Сергей Гречишкин – Волошинские чтения (страница 19)
Совершенно очевидно, что, различая в революции сильную накипь буржуазных и мелкобуржуазных,элементов, боясь их победы, Волошин, как и Тютчев, утверждал гуманистический идеал. Вот почему стихи «реакционера» Тютчева восхищали Чернышевского и Ленина. Вот почему стоявший «над схваткой» Волошин принял активное участие в строительстве социалистической культуры и находился под особым покровительством Советской власти.

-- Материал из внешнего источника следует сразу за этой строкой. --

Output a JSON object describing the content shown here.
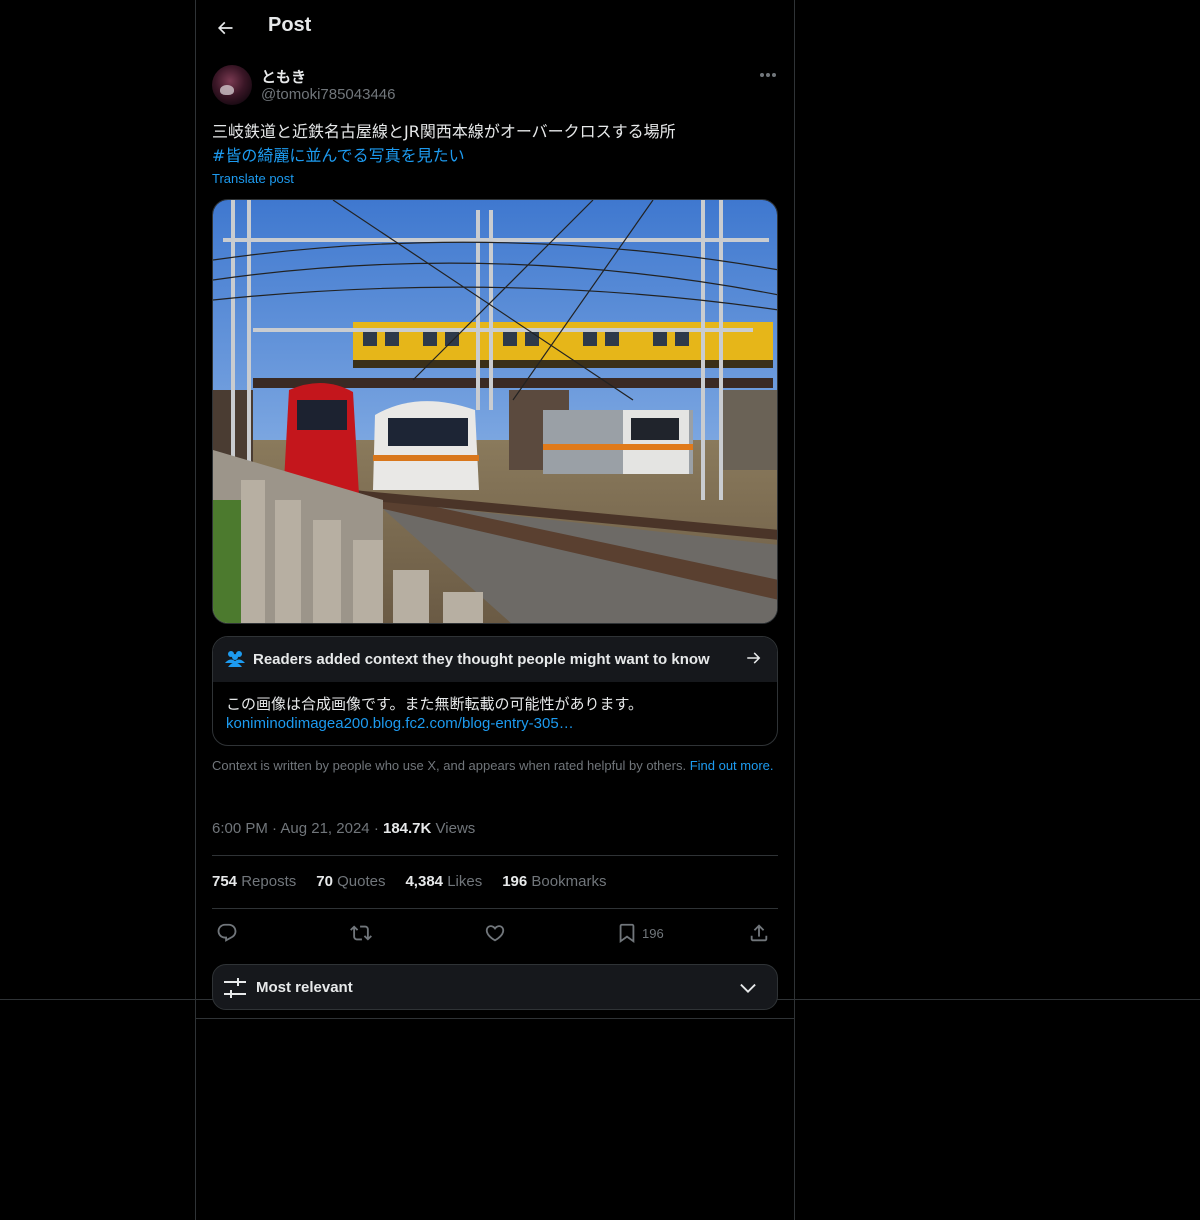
{
  "header": {
    "title": "Post",
    "back_icon": "arrow-left-icon"
  },
  "post": {
    "author": {
      "display_name": "ともき",
      "handle": "@tomoki785043446"
    },
    "text": "三岐鉄道と近鉄名古屋線とJR関西本線がオーバークロスする場所",
    "hashtag": "#皆の綺麗に並んでる写真を見たい",
    "translate_label": "Translate post",
    "media_alt_icon": "photo-trains-crossing",
    "community_note": {
      "title": "Readers added context they thought people might want to know",
      "body": "この画像は合成画像です。また無断転載の可能性があります。",
      "link": "koniminodimagea200.blog.fc2.com/blog-entry-305…",
      "footer": "Context is written by people who use X, and appears when rated helpful by others.",
      "footer_link": "Find out more."
    },
    "time": "6:00 PM",
    "date": "Aug 21, 2024",
    "views_count": "184.7K",
    "views_label": "Views",
    "stats": {
      "reposts_count": "754",
      "reposts_label": "Reposts",
      "quotes_count": "70",
      "quotes_label": "Quotes",
      "likes_count": "4,384",
      "likes_label": "Likes",
      "bookmarks_count": "196",
      "bookmarks_label": "Bookmarks"
    },
    "actions": {
      "bookmark_count": "196"
    }
  },
  "replies_sort": {
    "label": "Most relevant"
  },
  "colors": {
    "accent": "#1d9bf0",
    "text": "#e7e9ea",
    "muted": "#71767b",
    "border": "#2f3336",
    "background": "#000000"
  }
}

И Волошин, и Тютчев интуитивно ощущали, что за революцией стоят не только разрушительные силы. Тютчев соотносит с морем-революцией не только стихию разрушения, но и стихию движения, его влечет к себе эта переменчивая и прихотливая стихия, которая «и бунтует, и клокочет, хлещет, свищет и ревет, и до звезд допрянуть хочет, до незыблемых высот» (146), отождествляя с революцией эту переменчивую стихию, а с властью — неподвижность мертвого утеса. А Волошин писал: «Жгучий ветр полярной преисподней, Божий бич, приветствую тебя!» («Северо-восток»).
Справедливо замечает новейший исследователь творчества Тютчева: «Не без оснований боявшийся, что крепостнический произвол будет заменен другим произволом, в действительности более деспотическим, ибо он будет облечен во внешние формы законности», Тютчев видел только один выход из духовного кризиса: разврату, глупости и злоупотреблениям верхов общества он противопоставил нетленную душу народа, не сломленную рабством и не сгоревшую в огненной купели войны. Этот катарсический мотив оказался близок некоторым русским поэтам в революционные годы. Он звучит и у Блока, и у Брюсова, а особенно сильно — в книге Волошина «Неопалимая купина»[131].

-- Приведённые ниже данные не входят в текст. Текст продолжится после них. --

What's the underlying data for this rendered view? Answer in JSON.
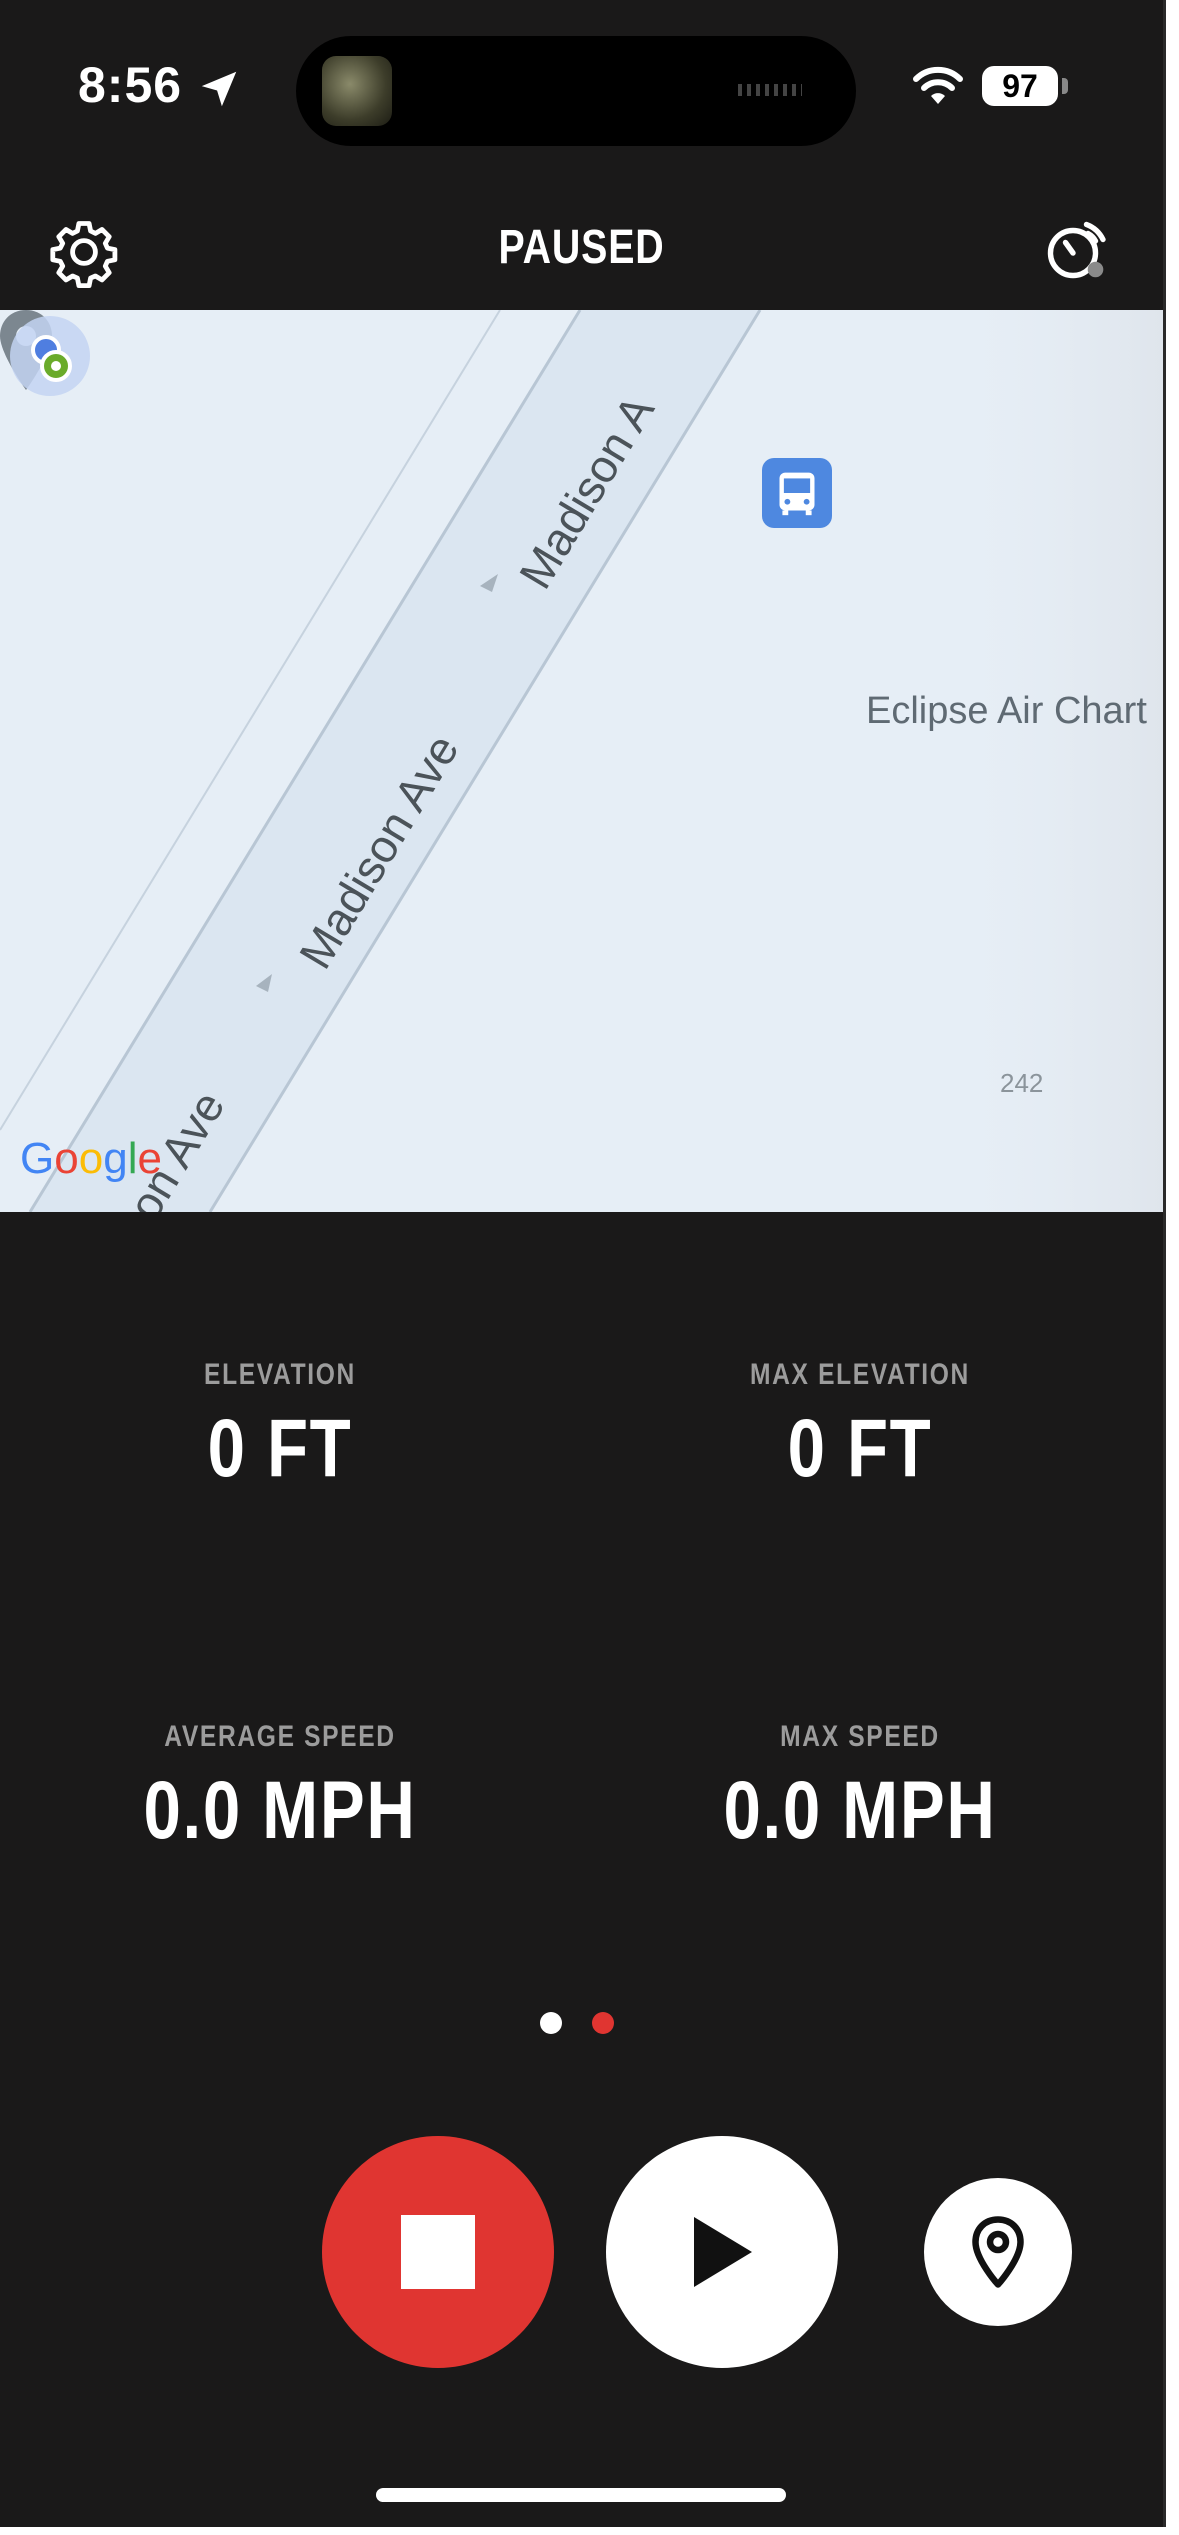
{
  "status_bar": {
    "time": "8:56",
    "battery": "97"
  },
  "header": {
    "title": "PAUSED"
  },
  "map": {
    "streets": [
      "Madison A",
      "Madison Ave",
      "Madison Ave",
      "ison Ave"
    ],
    "place_label": "Eclipse Air Chart",
    "road_number": "242",
    "attribution": "Google"
  },
  "stats": {
    "elevation": {
      "label": "ELEVATION",
      "value": "0 FT"
    },
    "max_elevation": {
      "label": "MAX ELEVATION",
      "value": "0 FT"
    },
    "average_speed": {
      "label": "AVERAGE SPEED",
      "value": "0.0 MPH"
    },
    "max_speed": {
      "label": "MAX SPEED",
      "value": "0.0 MPH"
    }
  },
  "page_indicator": {
    "pages": 2,
    "active_page": 2,
    "inactive_color": "#ffffff",
    "active_color": "#e03531"
  },
  "controls": {
    "stop_icon": "stop-icon",
    "play_icon": "play-icon",
    "location_icon": "location-pin-icon",
    "stop_color": "#e03531"
  }
}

Много общего в панславизме Тютчева и Волошина, испытавших немалое влияние западной культуры. Однако именно жизнь на Западе усилила их панславистские настроения. И для Тютчева, и для Волошина именно с Западом были связаны представления о буржуа, именно там предстало Тютчеву омерзительное мещанское бюргерство, которого поэт еще не мог, в силу исторических причин, видеть у себя на родине.
Вот откуда взялось странное по своей логике противопоставление страны и …социального, явления: там бюргерство, здесь — патриархальное крестьянство. Знание разных социальных классов в разных нациях, многократно усиленное, по-видимому, ностальгией, привело Тютчева к ложному представлению, будто истинная нравственность — только в России. Отсюда был один шаг и до вывода, что высокое предназначение России состоит в том, чтобы, объединив вокруг себя славянские народы, спасти все человечество от нравственного распада.
Волошин, как и Тютчев, соотносил именно с западной буржуазией все ненавистные ему черты. Более того, сама русская буржуазия представлялась ему явлением, заимствованным с Запада. Подобно Тютчеву, Волошин усматривал великое предназначение России не в национальной обособленности, как полагали славянофилы, а в сопряжении собой Востока и Запада, в спасении собой общечеловеческой культуры от растления: «Пойми великое предназначенье Славянством затаенного огня: В нем брезжит солнце завтрашнего дня, И крест его — всемирное служенье» (254). В этом было много общего с блоковскими «Скифами».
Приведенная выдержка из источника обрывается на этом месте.